Оружие появилось, как если бы оно уже было в их руках всё это время. Кинжалы с матовыми клинками. Один меч — чёрный, как уголь, дрожал в воздухе, будто сам не был уверен, тверд ли он. Они двинулись разом.
Сеть Рин раскрылась, как выброшенный в воздуху свиток. Нити прорезали пространство, натягиваясь между камнями и деревьями, формируя живое, дышащее поле. Каждый шаг врага отзывался в ней вибрацией, каждый вдох касался её кожи.
Один попытался обойти слева. Одна из нитей дрогнула, и Рин послала туда импульс. Разряд хлестнул, как кнут. Тело рухнуло, грудь обожжена до костей. Тавиан работал рядом. Катана скользила бесшумно, а лёд, рождаемый его магией, резал воздух с той же точностью, что и сталь. Он не отступал, не колебался, но успел заметить краем глаза, как Рин пошатнулась и рухнула с седла, глаза затуманены, дыхание сбилось. Фанатик прорвался через сеть. Его шёпот был похож на рваный шёлк.
— Все лгут. Даже твой Поток. Ты — трещина.

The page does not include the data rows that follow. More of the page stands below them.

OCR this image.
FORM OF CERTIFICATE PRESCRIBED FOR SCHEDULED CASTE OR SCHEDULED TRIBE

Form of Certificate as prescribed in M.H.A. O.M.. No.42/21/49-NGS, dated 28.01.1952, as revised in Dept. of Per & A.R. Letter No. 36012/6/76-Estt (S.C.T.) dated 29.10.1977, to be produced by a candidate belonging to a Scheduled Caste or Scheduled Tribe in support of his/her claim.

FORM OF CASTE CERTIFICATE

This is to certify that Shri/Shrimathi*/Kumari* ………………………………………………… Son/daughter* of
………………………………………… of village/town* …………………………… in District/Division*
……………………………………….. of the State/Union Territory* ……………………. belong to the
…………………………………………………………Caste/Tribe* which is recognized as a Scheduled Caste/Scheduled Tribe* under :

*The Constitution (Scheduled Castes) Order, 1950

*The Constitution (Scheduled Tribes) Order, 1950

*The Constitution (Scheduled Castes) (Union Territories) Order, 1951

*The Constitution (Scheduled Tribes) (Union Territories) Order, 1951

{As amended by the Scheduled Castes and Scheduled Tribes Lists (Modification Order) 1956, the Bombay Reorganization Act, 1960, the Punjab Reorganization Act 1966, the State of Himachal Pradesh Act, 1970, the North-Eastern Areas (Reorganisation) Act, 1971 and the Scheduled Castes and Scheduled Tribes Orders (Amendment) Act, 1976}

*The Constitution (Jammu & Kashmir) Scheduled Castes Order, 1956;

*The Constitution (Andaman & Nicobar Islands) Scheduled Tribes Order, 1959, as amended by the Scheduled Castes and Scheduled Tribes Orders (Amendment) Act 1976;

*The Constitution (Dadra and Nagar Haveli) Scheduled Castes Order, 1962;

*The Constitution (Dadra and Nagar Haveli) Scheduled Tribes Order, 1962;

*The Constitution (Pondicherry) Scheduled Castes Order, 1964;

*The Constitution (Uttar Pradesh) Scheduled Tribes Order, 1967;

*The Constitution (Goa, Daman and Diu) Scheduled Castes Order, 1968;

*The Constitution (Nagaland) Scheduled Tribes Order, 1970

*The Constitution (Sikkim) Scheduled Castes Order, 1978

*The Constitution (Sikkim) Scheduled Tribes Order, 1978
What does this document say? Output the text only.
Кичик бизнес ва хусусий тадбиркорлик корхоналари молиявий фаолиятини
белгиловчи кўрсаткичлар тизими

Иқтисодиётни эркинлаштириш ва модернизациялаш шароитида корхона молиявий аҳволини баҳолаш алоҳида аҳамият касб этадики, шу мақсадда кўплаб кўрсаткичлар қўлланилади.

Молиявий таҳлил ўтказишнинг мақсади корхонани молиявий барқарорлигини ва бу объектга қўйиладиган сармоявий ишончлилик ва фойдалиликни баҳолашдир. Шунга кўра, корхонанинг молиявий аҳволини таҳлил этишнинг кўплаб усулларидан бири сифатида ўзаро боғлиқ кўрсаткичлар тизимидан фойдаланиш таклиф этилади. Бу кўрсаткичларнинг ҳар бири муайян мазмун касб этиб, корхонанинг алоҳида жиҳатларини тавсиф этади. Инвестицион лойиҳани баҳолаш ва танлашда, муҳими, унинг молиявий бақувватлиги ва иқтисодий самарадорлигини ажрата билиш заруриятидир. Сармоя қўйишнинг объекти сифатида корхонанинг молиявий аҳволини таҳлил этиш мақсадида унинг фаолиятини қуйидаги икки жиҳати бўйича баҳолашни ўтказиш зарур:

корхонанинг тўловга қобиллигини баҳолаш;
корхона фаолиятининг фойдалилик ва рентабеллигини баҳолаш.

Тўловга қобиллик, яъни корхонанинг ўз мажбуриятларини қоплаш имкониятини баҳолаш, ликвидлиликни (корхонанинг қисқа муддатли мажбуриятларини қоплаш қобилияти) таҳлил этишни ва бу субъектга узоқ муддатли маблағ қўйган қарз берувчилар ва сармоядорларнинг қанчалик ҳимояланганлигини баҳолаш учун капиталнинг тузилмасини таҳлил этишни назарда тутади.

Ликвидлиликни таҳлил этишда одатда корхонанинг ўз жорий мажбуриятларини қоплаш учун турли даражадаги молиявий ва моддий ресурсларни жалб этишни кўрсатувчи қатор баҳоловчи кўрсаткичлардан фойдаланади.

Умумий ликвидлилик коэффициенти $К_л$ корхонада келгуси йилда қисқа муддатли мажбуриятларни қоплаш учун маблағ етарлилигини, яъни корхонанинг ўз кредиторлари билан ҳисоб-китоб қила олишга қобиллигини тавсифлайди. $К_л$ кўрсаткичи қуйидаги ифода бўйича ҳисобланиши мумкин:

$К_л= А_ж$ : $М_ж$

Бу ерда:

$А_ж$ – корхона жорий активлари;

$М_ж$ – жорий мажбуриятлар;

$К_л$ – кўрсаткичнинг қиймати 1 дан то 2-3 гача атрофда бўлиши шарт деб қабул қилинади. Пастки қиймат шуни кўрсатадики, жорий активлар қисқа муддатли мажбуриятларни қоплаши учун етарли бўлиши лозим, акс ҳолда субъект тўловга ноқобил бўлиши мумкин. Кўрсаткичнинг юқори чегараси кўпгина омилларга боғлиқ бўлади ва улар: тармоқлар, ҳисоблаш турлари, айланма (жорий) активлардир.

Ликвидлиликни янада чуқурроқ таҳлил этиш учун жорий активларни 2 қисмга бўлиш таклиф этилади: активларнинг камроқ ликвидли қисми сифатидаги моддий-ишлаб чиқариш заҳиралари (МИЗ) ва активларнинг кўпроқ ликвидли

Удар. Клинок вспорол бок. Рин вскрикнула — не от боли, а от того, что ложь прорезала её изнутри и заглушала всё вокруг. Поток взорвался в ней, как перегретый сосуд, и сеть рухнула, нити порвались, оставив воздух пустым и голым. Тавиан был уже рядом. Удар — и враг упал, лицо мгновенно застыло, трещины льда поползли по коже. Но он успел понять: поздно. Рин держалась за бок, стиснув зубы.
Фара и Лорас добивали оставшихся. Илин так и не достал оружия. Он всё это время писал, линии ложились на страницу ровно, как если бы бой был заранее известным фактом, а он лишь фиксировал его неизбежность.
Они ушли оттуда быстро. Не стали осматривать тела. Лагерь разбили в ложбине, между камней. Лорас занялся раной. Кровь шла умеренно, рана неглубокая и затянется быстро, но Поток внутри Рин всё ещё вибрировал. Как будто сам магический мир пытался её переварить. Тавиан метался у костра, как зверь, которого загнали в клетку.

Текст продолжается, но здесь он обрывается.